11.7 litres of sweet diesel fuel went through the Nissan mill for every 100km, making it one of the more frugal cars along for the ride. The official figure sits at 7.0L/100km.
A plus for touring in the STX is its spacious, well-appointed interior, which was a favourite with all of our judges.
The Navara is probably the lowest ute in its class and was the first to bump and grind over rocks and ruts on this drive. It’s certainly a contender for a suspension lift if you’re going to take it off-road regularly.
We also found the front end to be noisy when cornering on gravel roads. The low height is also a concern for water crossings; Nissan only quotes a 450mm wading depth, as opposed to 800mm for the class leader.
The engine and transmission work well on hilly terrain, holding the gears as mentioned, and the vehicle always has enough power on tap thanks to the complex bi-turbo set-up.
SET-PIECE HILL CLIMB
Ground clearance was again the demon when it came to the rutted hill climb: the Navara scraped its undercarriage more than any other car.
The STX comes with a rear diff lock, which keeps the ETC active even when the RDL is engaged. It needed it, too, because, even with the diff lock in, it scrambled and struggled to make it up. There was no chance of it going up without the RD, as the ETC couldn’t keep up.
The NP300 is better suited to all road touring than heavy-duty off-road driving.
CABIN, EQUIPMENT AND ACCOMMODATION
The strong point of the STX is its cabin. Comfortable, spacious, well-appointed – it’s what you expect of a top-of-the-range model. The lounge-like, heated, power-adjustable leather front seats are just the tip of the iceberg, as there’s also sat-nav, climate control and more – it even has a power-opening rear window to the cargo tray, which some of our judges reckon is a good thing.

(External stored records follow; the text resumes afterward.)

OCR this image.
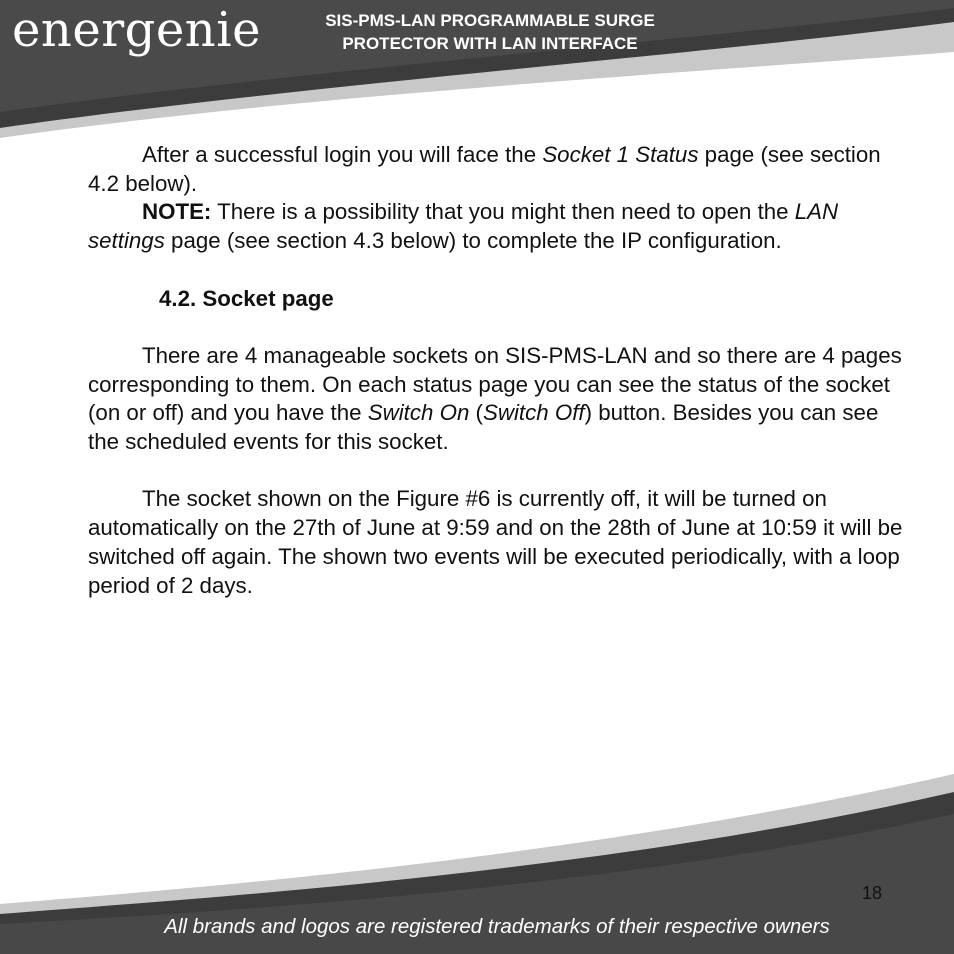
energenie	SIS-PMS-LAN PROGRAMMABLE SURGE
PROTECTOR WITH LAN INTERFACE

After a successful login you will face the Socket 1 Status page (see section 4.2 below).

NOTE: There is a possibility that you might then need to open the LAN settings page (see section 4.3 below) to complete the IP configuration.

4.2. Socket page

There are 4 manageable sockets on SIS-PMS-LAN and so there are 4 pages corresponding to them. On each status page you can see the status of the socket (on or off) and you have the Switch On (Switch Off) button. Besides you can see the scheduled events for this socket.

The socket shown on the Figure #6 is currently off, it will be turned on automatically on the 27th of June at 9:59 and on the 28th of June at 10:59 it will be switched off again. The shown two events will be executed periodically, with a loop period of 2 days.

18
All brands and logos are registered trademarks of their respective owners
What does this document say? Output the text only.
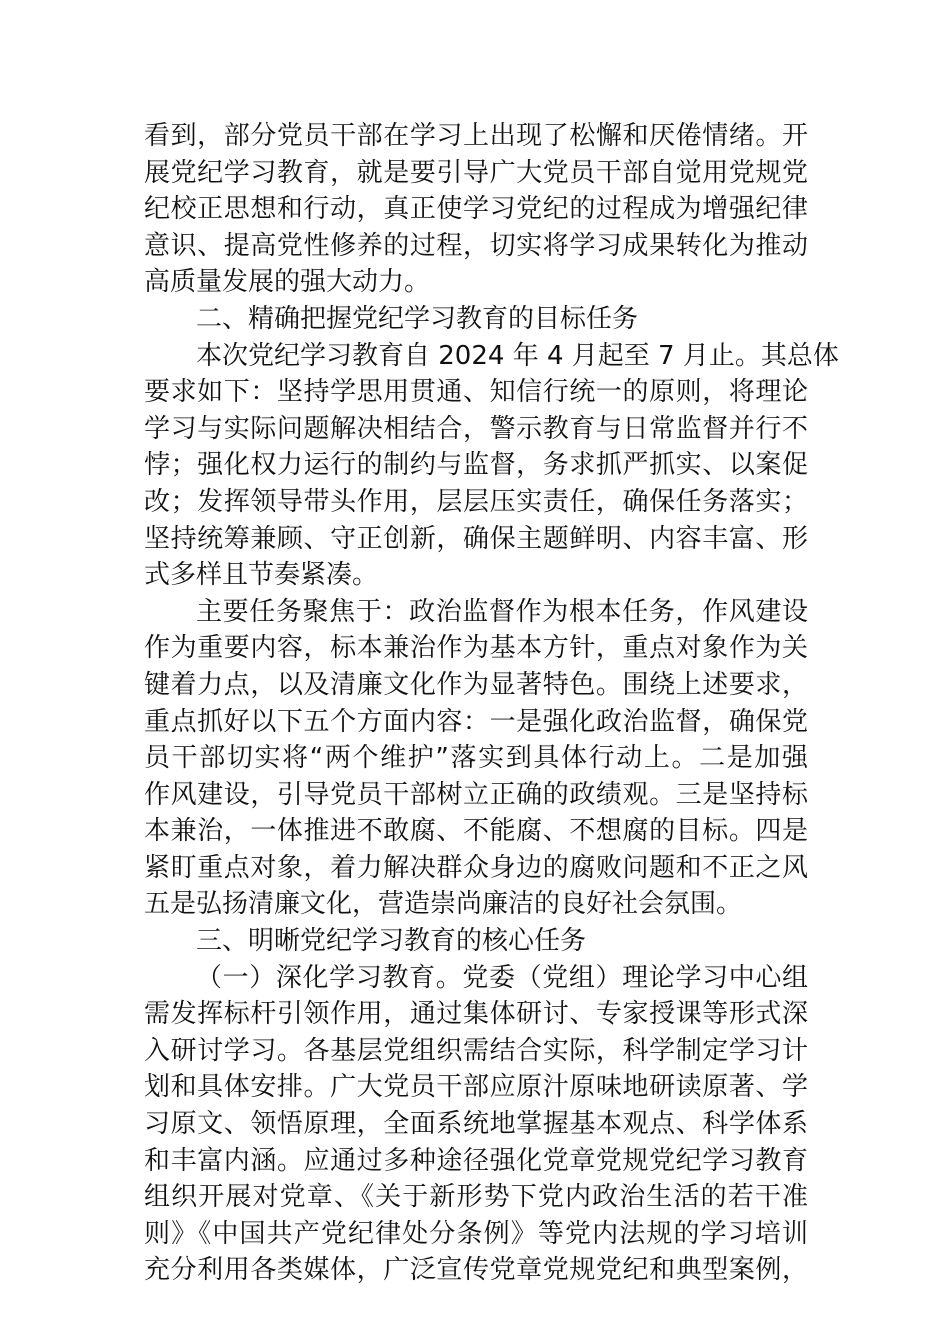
看到，部分党员干部在学习上出现了松懈和厌倦情绪。开
展党纪学习教育，就是要引导广大党员干部自觉用党规党
纪校正思想和行动，真正使学习党纪的过程成为增强纪律
意识、提高党性修养的过程，切实将学习成果转化为推动
高质量发展的强大动力。
二、精确把握党纪学习教育的目标任务
本次党纪学习教育自 2024 年 4 月起至 7 月止。其总体
要求如下：坚持学思用贯通、知信行统一的原则，将理论
学习与实际问题解决相结合，警示教育与日常监督并行不
悖；强化权力运行的制约与监督，务求抓严抓实、以案促
改；发挥领导带头作用，层层压实责任，确保任务落实；
坚持统筹兼顾、守正创新，确保主题鲜明、内容丰富、形
式多样且节奏紧凑。
主要任务聚焦于：政治监督作为根本任务，作风建设
作为重要内容，标本兼治作为基本方针，重点对象作为关
键着力点，以及清廉文化作为显著特色。围绕上述要求，
重点抓好以下五个方面内容：一是强化政治监督，确保党
员干部切实将“两个维护”落实到具体行动上。二是加强
作风建设，引导党员干部树立正确的政绩观。三是坚持标
本兼治，一体推进不敢腐、不能腐、不想腐的目标。四是
紧盯重点对象，着力解决群众身边的腐败问题和不正之风
五是弘扬清廉文化，营造崇尚廉洁的良好社会氛围。
三、明晰党纪学习教育的核心任务
（一）深化学习教育。党委（党组）理论学习中心组
需发挥标杆引领作用，通过集体研讨、专家授课等形式深
入研讨学习。各基层党组织需结合实际，科学制定学习计
划和具体安排。广大党员干部应原汁原味地研读原著、学
习原文、领悟原理，全面系统地掌握基本观点、科学体系
和丰富内涵。应通过多种途径强化党章党规党纪学习教育
组织开展对党章、《关于新形势下党内政治生活的若干准
则》《中国共产党纪律处分条例》等党内法规的学习培训
充分利用各类媒体，广泛宣传党章党规党纪和典型案例，
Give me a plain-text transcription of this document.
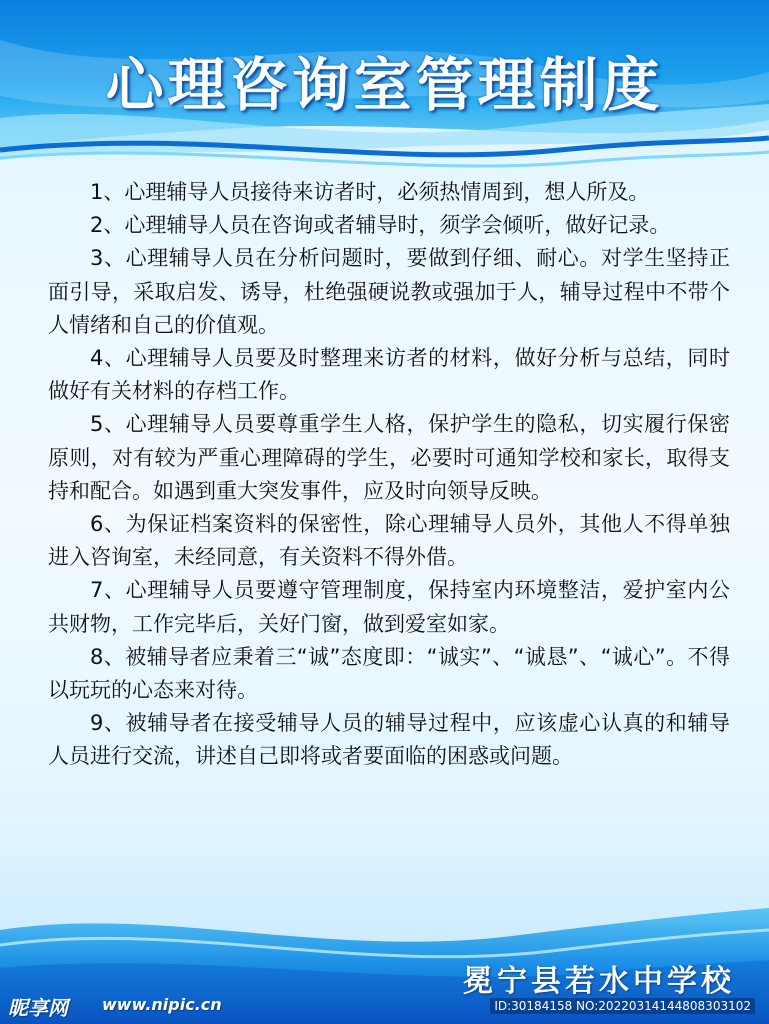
心理咨询室管理制度

1、心理辅导人员接待来访者时，必须热情周到，想人所及。

2、心理辅导人员在咨询或者辅导时，须学会倾听，做好记录。

3、心理辅导人员在分析问题时，要做到仔细、耐心。对学生坚持正面引导，采取启发、诱导，杜绝强硬说教或强加于人，辅导过程中不带个人情绪和自己的价值观。

4、心理辅导人员要及时整理来访者的材料，做好分析与总结，同时做好有关材料的存档工作。

5、心理辅导人员要尊重学生人格，保护学生的隐私，切实履行保密原则，对有较为严重心理障碍的学生，必要时可通知学校和家长，取得支持和配合。如遇到重大突发事件，应及时向领导反映。

6、为保证档案资料的保密性，除心理辅导人员外，其他人不得单独进入咨询室，未经同意，有关资料不得外借。

7、心理辅导人员要遵守管理制度，保持室内环境整洁，爱护室内公共财物，工作完毕后，关好门窗，做到爱室如家。

8、被辅导者应秉着三“诚”态度即：“诚实”、“诚恳”、“诚心”。不得以玩玩的心态来对待。

9、被辅导者在接受辅导人员的辅导过程中，应该虚心认真的和辅导人员进行交流，讲述自己即将或者要面临的困惑或问题。

冕宁县若水中学校
昵享网 www.nipic.cn	ID:30184158 NO:20220314144808303102
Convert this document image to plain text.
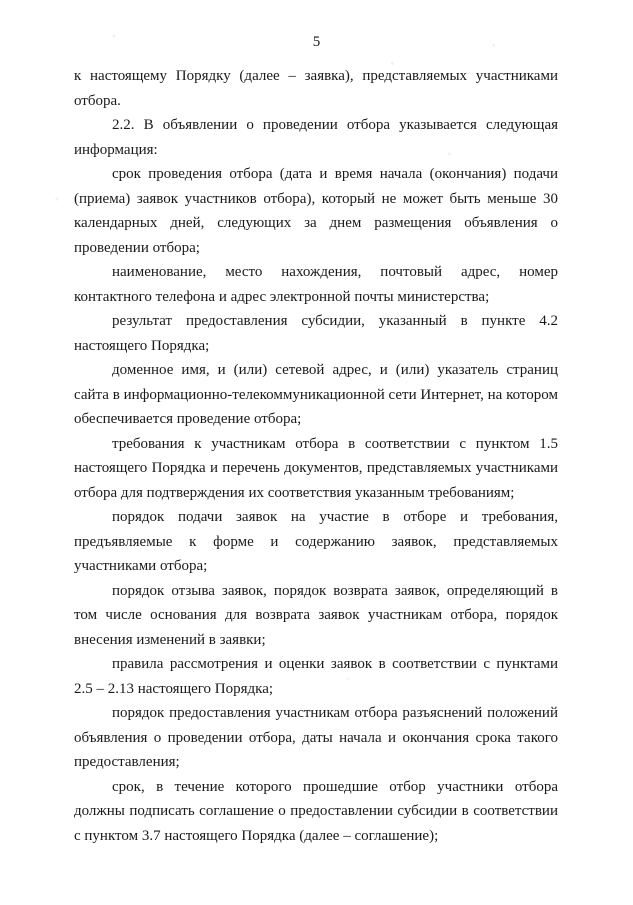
5

к настоящему Порядку (далее – заявка), представляемых участниками отбора.

2.2. В объявлении о проведении отбора указывается следующая информация:

срок проведения отбора (дата и время начала (окончания) подачи (приема) заявок участников отбора), который не может быть меньше 30 календарных дней, следующих за днем размещения объявления о проведении отбора;

наименование, место нахождения, почтовый адрес, номер контактного телефона и адрес электронной почты министерства;

результат предоставления субсидии, указанный в пункте 4.2 настоящего Порядка;

доменное имя, и (или) сетевой адрес, и (или) указатель страниц сайта в информационно-телекоммуникационной сети Интернет, на котором обеспечивается проведение отбора;

требования к участникам отбора в соответствии с пунктом 1.5 настоящего Порядка и перечень документов, представляемых участниками отбора для подтверждения их соответствия указанным требованиям;

порядок подачи заявок на участие в отборе и требования, предъявляемые к форме и содержанию заявок, представляемых участниками отбора;

порядок отзыва заявок, порядок возврата заявок, определяющий в том числе основания для возврата заявок участникам отбора, порядок внесения изменений в заявки;

правила рассмотрения и оценки заявок в соответствии с пунктами 2.5 – 2.13 настоящего Порядка;

порядок предоставления участникам отбора разъяснений положений объявления о проведении отбора, даты начала и окончания срока такого предоставления;

срок, в течение которого прошедшие отбор участники отбора должны подписать соглашение о предоставлении субсидии в соответствии с пунктом 3.7 настоящего Порядка (далее – соглашение);
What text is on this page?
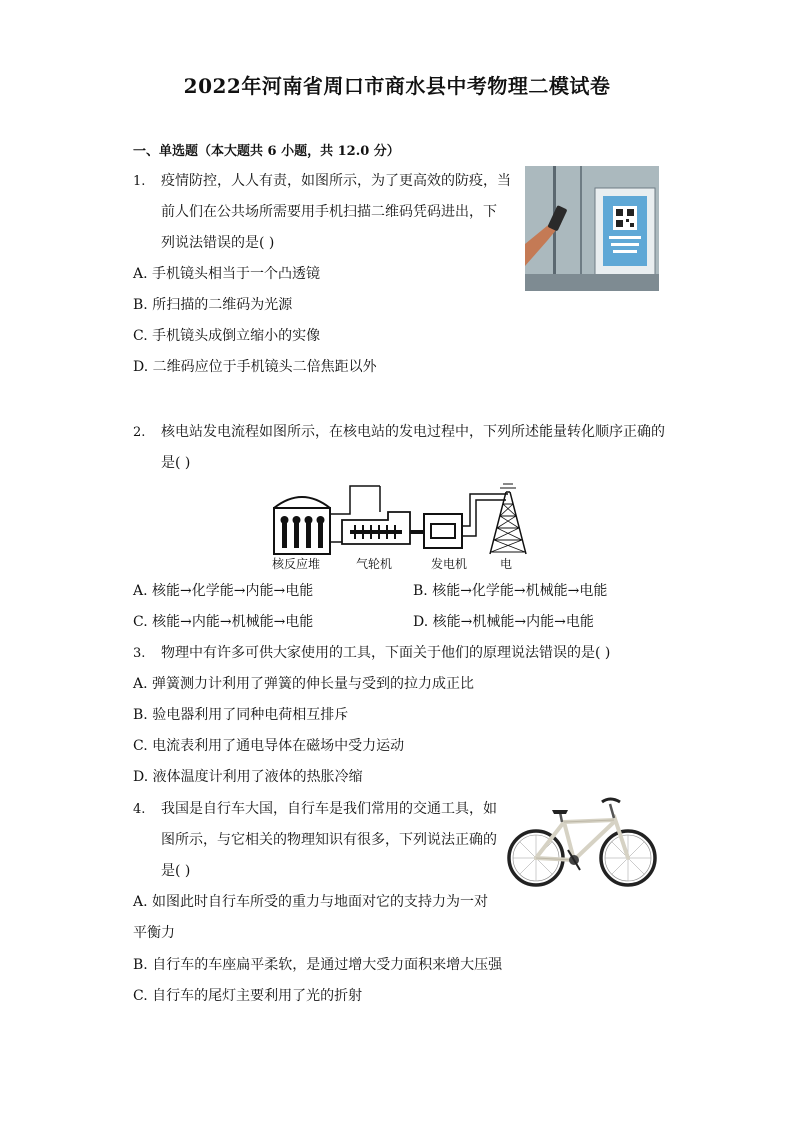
2022年河南省周口市商水县中考物理二模试卷
一、单选题（本大题共 6 小题，共 12.0 分）
1. 疫情防控，人人有责，如图所示，为了更高效的防疫，当
前人们在公共场所需要用手机扫描二维码凭码进出，下
列说法错误的是( )
A. 手机镜头相当于一个凸透镜
B. 所扫描的二维码为光源
C. 手机镜头成倒立缩小的实像
D. 二维码应位于手机镜头二倍焦距以外
2. 核电站发电流程如图所示，在核电站的发电过程中，下列所述能量转化顺序正确的
是( )
核反应堆	气轮机	发电机	电
A. 核能→化学能→内能→电能	B. 核能→化学能→机械能→电能
C. 核能→内能→机械能→电能	D. 核能→机械能→内能→电能
3. 物理中有许多可供大家使用的工具，下面关于他们的原理说法错误的是( )
A. 弹簧测力计利用了弹簧的伸长量与受到的拉力成正比
B. 验电器利用了同种电荷相互排斥
C. 电流表利用了通电导体在磁场中受力运动
D. 液体温度计利用了液体的热胀冷缩
4. 我国是自行车大国，自行车是我们常用的交通工具，如
图所示，与它相关的物理知识有很多，下列说法正确的
是( )
A. 如图此时自行车所受的重力与地面对它的支持力为一对
平衡力
B. 自行车的车座扁平柔软，是通过增大受力面积来增大压强
C. 自行车的尾灯主要利用了光的折射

Lack of reach adjustment for the steering column is an oversight in any new vehicle, but the Nissan tiller feels nice in your hands.
Despite its big feel, the rear seat doesn’t work so well for three passengers across, although it does fold up nicely for extra flat stowage space.
Navara passengers have to make do with just one 12-volt outlet and one USB power outlet.
A boon for previous STX Navara owners was the car’s unique ‘Utili-Track’ adjustable cargo restraint system in the tub. Utili-Track rails used to be on both the sides of the tub and on the tub floor, giving the best factory tie-down points on offer. Unfortunately, the floor rails are now left out and the side rails are up high on the sides, so you can’t tie anything down in the tub. The tub is still big and does come with a protective liner.
The STX wears 255/60-R18 rubber; has two tie-down/tow points at the front but none at the rear; and the air intake breathes above the headlight, which doesn’t help the relatively low wading depth. There’s no space to easily fit a second battery in the engine bay.
“Small motor, big heart, even bigger cabin,” is what John Rooth said about the STX. “The Navvy is a tad soft off-road but so well thought-out in the detailed stuff that it’ll make heaps of friends in the real world.”
That’s it – the Navara is well-appointed and goes alright, but when the going gets tough it is let down, whether by its ground clearance or its ability to carry a heavy load in the tub. The steering feel was also criticised, as it is heavy and unwieldy – it feels like you have two flat front tyres.
Full marks to Nissan for thinking outside the square; unfortunately, the execution isn’t quite what it could and should be.
Engine: 2.3 litre 4-cyl bi-turbo- diesel
Max power/torque: 140kW/450Nm
Gearbox: seven-speed automatic
4X4 system: dual-range part-time
Kerb weight: 1865kg
Towing capacity: 3500kg
Fuel tank capacity: 80 litres
ADR fuel cons: 7.0 litres/100km
PRICE: $54,490 (inc auto)
* Automatic bi-turbo 4x4 Dual-Cab Pick-Ups only. Manual saves $2500.